In the end all my predictions were valid and having planned the system so thoroughly (over 10 pages of design notes with many more pages of format specs), it was unlikely that I missed something. The new system is better, plain and simple, and while I'm still really proud of the old system (comparably it's easier to use and more powerful than the material systems in some games I've worked on), gutting the old system code is going to be a necessary hassle. It's a shame because it was especially difficult implementing the new system around the old one. The best comparison I can muster is like navigating a maze overrun with sharp and pointy vines.
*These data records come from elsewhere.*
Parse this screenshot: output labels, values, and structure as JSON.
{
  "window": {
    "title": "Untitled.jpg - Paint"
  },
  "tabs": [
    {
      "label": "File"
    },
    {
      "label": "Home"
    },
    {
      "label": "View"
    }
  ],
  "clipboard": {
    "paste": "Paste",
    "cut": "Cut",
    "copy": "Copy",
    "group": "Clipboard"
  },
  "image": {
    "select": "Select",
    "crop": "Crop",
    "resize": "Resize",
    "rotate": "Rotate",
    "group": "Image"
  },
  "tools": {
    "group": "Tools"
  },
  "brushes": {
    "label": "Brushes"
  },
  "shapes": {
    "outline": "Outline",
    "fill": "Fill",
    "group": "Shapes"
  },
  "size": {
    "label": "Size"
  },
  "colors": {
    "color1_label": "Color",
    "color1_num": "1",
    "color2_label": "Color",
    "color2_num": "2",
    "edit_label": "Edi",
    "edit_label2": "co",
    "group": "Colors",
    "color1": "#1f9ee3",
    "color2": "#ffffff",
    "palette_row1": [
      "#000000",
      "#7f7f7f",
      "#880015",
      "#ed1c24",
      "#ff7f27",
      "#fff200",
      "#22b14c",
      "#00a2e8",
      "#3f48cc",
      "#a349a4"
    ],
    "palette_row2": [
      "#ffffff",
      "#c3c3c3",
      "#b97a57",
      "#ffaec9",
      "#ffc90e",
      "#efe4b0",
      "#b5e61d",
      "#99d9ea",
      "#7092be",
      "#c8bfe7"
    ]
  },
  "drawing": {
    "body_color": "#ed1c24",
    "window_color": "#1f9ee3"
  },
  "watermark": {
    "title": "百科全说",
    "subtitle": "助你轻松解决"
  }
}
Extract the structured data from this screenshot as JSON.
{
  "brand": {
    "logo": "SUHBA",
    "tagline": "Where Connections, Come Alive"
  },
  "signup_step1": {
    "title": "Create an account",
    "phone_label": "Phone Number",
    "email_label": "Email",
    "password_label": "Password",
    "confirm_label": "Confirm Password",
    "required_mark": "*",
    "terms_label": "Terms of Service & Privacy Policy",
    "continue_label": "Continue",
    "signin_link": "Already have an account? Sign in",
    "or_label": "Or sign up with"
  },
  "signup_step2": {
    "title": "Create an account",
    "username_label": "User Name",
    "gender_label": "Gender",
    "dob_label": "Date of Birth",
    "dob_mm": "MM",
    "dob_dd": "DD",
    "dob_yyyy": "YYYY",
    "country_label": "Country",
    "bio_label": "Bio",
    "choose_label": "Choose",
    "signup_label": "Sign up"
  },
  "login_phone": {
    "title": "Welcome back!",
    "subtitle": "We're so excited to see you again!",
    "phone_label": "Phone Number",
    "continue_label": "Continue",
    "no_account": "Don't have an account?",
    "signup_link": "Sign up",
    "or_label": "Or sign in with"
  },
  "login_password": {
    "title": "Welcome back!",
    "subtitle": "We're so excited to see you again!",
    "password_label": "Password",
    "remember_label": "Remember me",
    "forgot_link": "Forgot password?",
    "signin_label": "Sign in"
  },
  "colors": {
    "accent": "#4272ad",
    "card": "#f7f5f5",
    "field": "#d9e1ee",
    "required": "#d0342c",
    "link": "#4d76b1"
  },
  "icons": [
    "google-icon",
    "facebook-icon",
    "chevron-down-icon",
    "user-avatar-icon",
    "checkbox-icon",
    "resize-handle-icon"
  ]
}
The new material system is essentially a node graph (DAG) that exists at three levels; Template, Definition, and Shader Tree. The Template represents the base logic from which shaders are generated as well as base states and parameter definitions. It's here that the user specifies node statements by utilizing a library of pre-existing "operators". The material Definition just overrides the properties of the existing parameters, allowing the same template to be reused with different arguments/states. The Shader Tree is where the real magic happens.

The tree is pretty straightforward except for the way in which it handles permutations. Essentially each level of the tree references a state, and each sibling node a state condition. A state might be 'Fog', and it's conditions 'On' or 'Off'. The tree for this would be relatively simple. In run-time the tree is traversed using the current state of 'Fog' to determine whether to use the 'On' or 'Off' shader. Things get interesting when we introduce more than one permutation. For instance, let's add a 'Point Light' state with 3 conditions; '0 lights', '1 lights', '2 lights'. For each state and all possible conditions, the tree is generated with a leaf node containing the actual procedurally generated shader (with all the accumulated state attributes/code). In this example we'd end up with a total of six shaders for all possible combinations of those state conditions.
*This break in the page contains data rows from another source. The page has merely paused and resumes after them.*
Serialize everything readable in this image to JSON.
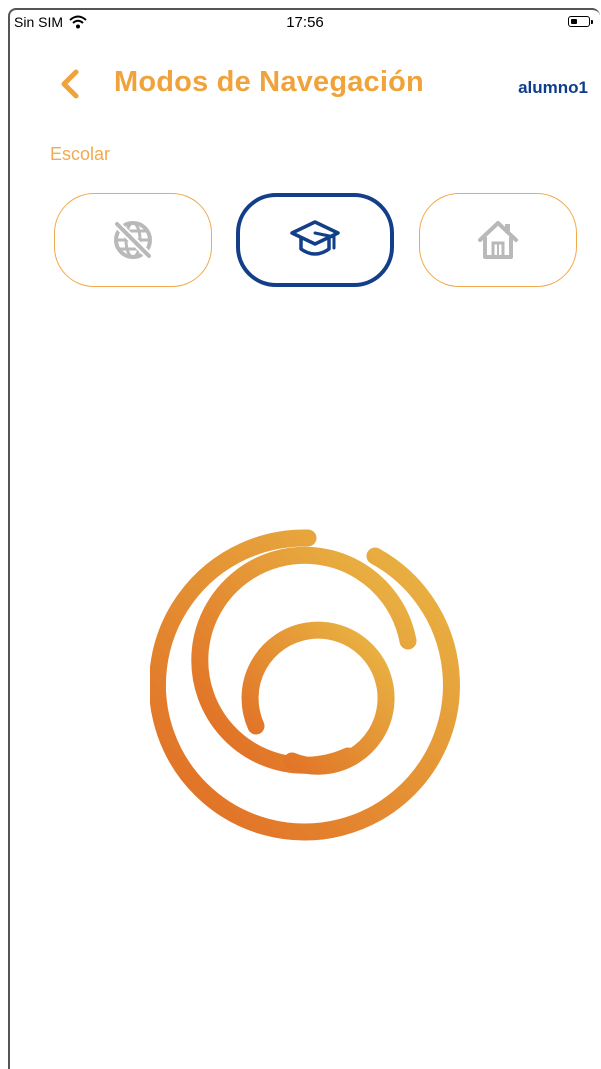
{
  "status_bar": {
    "carrier": "Sin SIM",
    "time": "17:56"
  },
  "header": {
    "title": "Modos de Navegación",
    "user": "alumno1"
  },
  "mode": {
    "current_label": "Escolar",
    "buttons": [
      {
        "name": "sin-internet",
        "icon": "no-internet-globe-icon",
        "selected": false
      },
      {
        "name": "escolar",
        "icon": "graduation-cap-icon",
        "selected": true
      },
      {
        "name": "casa",
        "icon": "home-icon",
        "selected": false
      }
    ]
  },
  "colors": {
    "accent_orange": "#f0a33a",
    "selected_blue": "#123f88",
    "inactive_gray": "#b9b9b9",
    "logo_gradient_start": "#e06a23",
    "logo_gradient_end": "#e9b845"
  }
}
Now sure, with current shader models it's possible to build all that logic into an 'uber-shader' of sorts, but from my experience, this is incredibly slow and inefficient. While a Set..Shader() call is not cheap (maybe half as bad as SetTexture()), conditional branching on a per-pixel level is, well, SLOW! A 720p screen resolution could potentially require 921,600 per-pixel conditional checks per render frame! By reducing the work load to the bare essentials via condition specific permutations, it's possible to save a tremendous amount of fill-rate, leaving us to do other interesting things.
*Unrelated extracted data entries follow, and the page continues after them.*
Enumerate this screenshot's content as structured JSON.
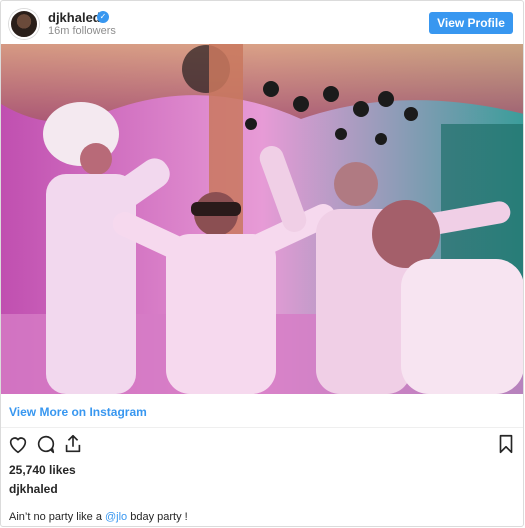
{
  "header": {
    "username": "djkhaled",
    "followers": "16m followers",
    "view_profile_label": "View Profile",
    "verified_glyph": "✓"
  },
  "media": {
    "description_icon": "party-photo"
  },
  "view_more_label": "View More on Instagram",
  "actions": {
    "icons": [
      "heart-icon",
      "comment-icon",
      "share-icon",
      "bookmark-icon"
    ]
  },
  "likes": "25,740 likes",
  "owner": "djkhaled",
  "caption": {
    "prefix": "Ain’t no party like a ",
    "mention": "@jlo",
    "suffix": " bday party !"
  },
  "colors": {
    "accent": "#3897f0",
    "text": "#262626",
    "muted": "#8e8e8e"
  }
}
Personally, I think graph based shader editors get a little too much attention. The big push for them seems to be from people who believe that exposing shader code visually will allow technical artists to create more interesting materials than little 'ole graphics programmer could. However, in my humble opinion (and taking into account some experience I've had with the subject), giving a technical artist that level of control usually leads to unexpected performance issues down the line and really doesn't elleviate the complexity required to make a graphically stunning effect in short time (thats what a good artist frontend like the "Definition" layer is for). The biggest reason I went in this architectural direction was for the ability to generate permutations which is much easier when you can break up your code into logical chunks, as graph based shader systems do. Having said all that, I don't mean to downplay the importance of a node editor since I really would prefer laying down nodes in a visual graph editor as opposed to adding them manually in a text file. That's actually my first priority after the GUI system is done, hehe.

Why are permutations so important? Anyone who's worked on a large enough project has experienced shader bloat to some degree or another. As an example, think of the shaders that light objects in a scene. Let's say you can light an object with up to 4 lights at once (optimally, with a 1-1 mapping). Well you're probably going to need at least the basic light types; point, spot, and directional/planar. That already puts you at 12 shaders (+1 for non-lit). What if you wanted to add fog? Environment mapping? An ambient occlusion term? Parallax bumpmapping? It can get pretty wacky to account for all of these things! For some people it's not a big deal, but, in my case where I like custom tailered shaders for unique effects it can get pretty out of hand.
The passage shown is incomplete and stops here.